At the start of this school year, KCK gave out 4200 hotspots to families in need. But problems have persisted.
“The hotspot they gave, it works when it wants to, then it don’t,” said JoAnna Scharschell, KCKPS parent.
The district says hotspots have two major issues: there’s a data cap, and once it’s hit, the devices might not work well. As that’s happened, students just don’t log on. In fact, some KCKPS students haven’t attended a single class since school started September 8.
“That’s not just frustrating for the parent, it’s frustrating for the teacher who knows they want to see that young kid’s face and wants to be able to help them and educate them,” Hutton said.
JoAnna Scharschell is a single mom and simply cannot afford to pay for her own home interent. So she is forced to send her 14-year-old high school freshman to a family member’s home, where there’s a hard-wired connection.
“She wants to do good in school and get good grades and she needs the internet to do the school,” Scharschell said.
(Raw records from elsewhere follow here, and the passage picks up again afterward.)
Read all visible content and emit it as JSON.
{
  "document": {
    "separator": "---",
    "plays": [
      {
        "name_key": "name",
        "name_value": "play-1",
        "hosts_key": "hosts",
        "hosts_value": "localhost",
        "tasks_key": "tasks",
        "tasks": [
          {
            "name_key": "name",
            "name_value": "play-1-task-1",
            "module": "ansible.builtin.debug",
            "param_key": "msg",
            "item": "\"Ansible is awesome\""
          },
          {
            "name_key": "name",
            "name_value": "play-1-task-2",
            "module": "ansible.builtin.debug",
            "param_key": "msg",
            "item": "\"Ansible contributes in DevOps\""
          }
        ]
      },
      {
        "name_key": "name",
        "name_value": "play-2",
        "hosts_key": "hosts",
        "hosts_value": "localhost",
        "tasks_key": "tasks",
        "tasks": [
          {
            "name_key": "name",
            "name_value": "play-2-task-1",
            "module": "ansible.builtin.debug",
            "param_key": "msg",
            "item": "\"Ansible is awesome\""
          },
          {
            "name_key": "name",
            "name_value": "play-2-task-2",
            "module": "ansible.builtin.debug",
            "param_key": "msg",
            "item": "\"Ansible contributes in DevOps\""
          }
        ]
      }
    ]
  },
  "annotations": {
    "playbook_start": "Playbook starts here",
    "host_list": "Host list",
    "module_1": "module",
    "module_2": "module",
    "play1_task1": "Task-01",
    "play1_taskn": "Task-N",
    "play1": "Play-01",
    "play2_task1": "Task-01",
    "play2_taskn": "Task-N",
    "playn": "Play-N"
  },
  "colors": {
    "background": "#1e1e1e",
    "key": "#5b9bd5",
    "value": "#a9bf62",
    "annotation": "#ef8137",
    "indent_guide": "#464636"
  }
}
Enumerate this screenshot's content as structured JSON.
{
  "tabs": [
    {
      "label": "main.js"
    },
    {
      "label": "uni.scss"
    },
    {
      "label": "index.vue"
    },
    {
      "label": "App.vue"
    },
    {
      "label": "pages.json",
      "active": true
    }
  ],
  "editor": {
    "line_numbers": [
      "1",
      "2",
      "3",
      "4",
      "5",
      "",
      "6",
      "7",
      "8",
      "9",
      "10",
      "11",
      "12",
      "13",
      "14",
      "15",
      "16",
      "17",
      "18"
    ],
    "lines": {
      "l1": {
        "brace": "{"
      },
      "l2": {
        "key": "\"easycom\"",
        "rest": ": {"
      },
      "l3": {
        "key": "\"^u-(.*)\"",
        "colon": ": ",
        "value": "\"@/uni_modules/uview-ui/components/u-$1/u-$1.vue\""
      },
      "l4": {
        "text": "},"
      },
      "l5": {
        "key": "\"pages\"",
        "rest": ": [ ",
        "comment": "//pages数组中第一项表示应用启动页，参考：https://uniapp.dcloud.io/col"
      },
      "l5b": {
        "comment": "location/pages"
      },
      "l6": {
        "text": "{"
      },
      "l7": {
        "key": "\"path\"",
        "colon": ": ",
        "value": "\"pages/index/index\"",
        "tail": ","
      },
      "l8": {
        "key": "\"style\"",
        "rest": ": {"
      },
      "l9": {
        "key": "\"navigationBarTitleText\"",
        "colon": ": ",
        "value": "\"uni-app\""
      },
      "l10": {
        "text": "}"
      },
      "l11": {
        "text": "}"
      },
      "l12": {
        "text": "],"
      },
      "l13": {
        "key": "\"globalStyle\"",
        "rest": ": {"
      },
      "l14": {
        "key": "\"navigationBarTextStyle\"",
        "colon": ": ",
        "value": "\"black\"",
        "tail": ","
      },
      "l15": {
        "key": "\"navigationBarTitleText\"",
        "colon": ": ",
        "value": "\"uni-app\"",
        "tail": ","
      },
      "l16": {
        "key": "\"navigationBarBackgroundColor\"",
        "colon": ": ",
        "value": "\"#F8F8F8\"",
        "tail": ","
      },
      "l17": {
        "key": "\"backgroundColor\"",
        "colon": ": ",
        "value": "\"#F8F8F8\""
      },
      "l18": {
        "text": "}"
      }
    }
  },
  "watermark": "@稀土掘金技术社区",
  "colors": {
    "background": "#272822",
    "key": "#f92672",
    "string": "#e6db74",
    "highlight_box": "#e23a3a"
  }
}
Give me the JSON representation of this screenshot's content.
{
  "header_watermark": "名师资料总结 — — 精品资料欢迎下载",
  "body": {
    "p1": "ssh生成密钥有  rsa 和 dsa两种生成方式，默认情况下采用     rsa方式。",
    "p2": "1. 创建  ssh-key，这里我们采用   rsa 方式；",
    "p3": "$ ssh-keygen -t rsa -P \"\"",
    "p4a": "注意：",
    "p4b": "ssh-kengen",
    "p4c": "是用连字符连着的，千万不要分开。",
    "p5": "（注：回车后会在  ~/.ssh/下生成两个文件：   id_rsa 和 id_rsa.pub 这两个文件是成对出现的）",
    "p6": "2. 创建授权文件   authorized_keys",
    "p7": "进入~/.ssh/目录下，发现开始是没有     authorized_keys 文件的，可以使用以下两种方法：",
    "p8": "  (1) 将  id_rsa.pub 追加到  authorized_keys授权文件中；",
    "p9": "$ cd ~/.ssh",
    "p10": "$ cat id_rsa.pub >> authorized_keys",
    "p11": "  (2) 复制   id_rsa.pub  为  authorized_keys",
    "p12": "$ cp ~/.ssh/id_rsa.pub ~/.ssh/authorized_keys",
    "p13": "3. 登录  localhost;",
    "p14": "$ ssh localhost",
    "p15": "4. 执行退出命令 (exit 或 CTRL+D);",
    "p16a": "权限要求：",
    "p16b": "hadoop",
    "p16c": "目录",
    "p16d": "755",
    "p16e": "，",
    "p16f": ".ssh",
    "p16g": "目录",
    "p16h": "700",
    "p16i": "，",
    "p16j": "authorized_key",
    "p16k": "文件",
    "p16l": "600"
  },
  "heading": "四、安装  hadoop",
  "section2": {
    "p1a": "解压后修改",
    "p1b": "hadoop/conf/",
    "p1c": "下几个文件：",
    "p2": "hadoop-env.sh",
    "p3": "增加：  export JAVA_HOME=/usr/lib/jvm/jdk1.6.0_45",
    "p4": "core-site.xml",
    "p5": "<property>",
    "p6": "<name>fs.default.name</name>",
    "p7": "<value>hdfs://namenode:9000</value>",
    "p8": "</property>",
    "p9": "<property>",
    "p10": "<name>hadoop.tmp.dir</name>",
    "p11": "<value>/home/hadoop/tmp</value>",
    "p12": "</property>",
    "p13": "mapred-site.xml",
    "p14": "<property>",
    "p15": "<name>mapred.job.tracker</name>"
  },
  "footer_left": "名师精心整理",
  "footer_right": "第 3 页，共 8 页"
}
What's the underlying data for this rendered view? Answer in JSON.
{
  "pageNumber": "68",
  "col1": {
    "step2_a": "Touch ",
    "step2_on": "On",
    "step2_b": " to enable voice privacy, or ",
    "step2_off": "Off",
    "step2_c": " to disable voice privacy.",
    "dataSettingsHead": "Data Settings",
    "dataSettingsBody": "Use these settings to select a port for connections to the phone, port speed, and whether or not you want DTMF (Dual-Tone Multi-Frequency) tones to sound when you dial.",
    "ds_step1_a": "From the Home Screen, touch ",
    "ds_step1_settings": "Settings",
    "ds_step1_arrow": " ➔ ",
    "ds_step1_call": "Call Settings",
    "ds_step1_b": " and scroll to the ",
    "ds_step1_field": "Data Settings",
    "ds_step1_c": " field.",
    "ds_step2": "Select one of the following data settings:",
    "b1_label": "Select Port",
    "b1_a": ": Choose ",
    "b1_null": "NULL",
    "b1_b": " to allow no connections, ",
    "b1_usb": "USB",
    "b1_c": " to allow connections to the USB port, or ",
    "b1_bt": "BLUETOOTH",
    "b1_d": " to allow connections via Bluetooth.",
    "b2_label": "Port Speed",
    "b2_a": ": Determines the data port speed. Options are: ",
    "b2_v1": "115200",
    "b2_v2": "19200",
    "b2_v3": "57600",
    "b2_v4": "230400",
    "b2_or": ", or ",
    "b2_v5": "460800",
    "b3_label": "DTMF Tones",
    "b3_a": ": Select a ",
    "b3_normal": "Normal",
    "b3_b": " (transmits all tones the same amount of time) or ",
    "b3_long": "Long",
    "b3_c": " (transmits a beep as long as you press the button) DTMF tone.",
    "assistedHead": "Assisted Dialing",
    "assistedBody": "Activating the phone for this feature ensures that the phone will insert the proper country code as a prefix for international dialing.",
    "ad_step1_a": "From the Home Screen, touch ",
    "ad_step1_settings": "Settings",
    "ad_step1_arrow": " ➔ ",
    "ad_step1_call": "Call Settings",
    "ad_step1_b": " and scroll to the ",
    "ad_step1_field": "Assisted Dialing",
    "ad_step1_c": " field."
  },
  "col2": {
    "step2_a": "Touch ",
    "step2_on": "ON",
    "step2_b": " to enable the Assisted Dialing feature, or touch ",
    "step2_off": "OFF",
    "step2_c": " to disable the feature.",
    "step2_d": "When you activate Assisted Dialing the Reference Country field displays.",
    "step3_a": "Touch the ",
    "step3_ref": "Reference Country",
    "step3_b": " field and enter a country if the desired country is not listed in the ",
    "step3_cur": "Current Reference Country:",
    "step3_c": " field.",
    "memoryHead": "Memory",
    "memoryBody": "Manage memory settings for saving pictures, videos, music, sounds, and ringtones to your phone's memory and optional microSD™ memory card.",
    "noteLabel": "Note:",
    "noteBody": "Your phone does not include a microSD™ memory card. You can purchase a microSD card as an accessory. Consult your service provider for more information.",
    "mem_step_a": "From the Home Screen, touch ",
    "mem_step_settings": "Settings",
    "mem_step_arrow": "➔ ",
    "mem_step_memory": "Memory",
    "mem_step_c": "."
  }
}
She is beyond thankful that the KCKPS school board has now approved a partnership with communications provider Spectrum. Spectrum has a grant that will cover free home internet to 6,600 KCKPS households.
“I actually cried last night and I’m like—she could come home. I called and told my daughter and said, ‘You can come home when we get internet.’ She said, ‘Okay mom!’ And she was happy,” Scharschell said.
JoAnna plans to keep her immuno-compromised teen home with virtual school a while and with free home internet coming October 15, her daughter can connect much easier.
KCKPS knows even once it starts to bring students back in-person, some families will still want remote learning and internet connectivity will continue to be vital for getting homework and research done.
The grant to provide free internet runs through the end of this year and the district is hoping to find funding to continue providing the service after that.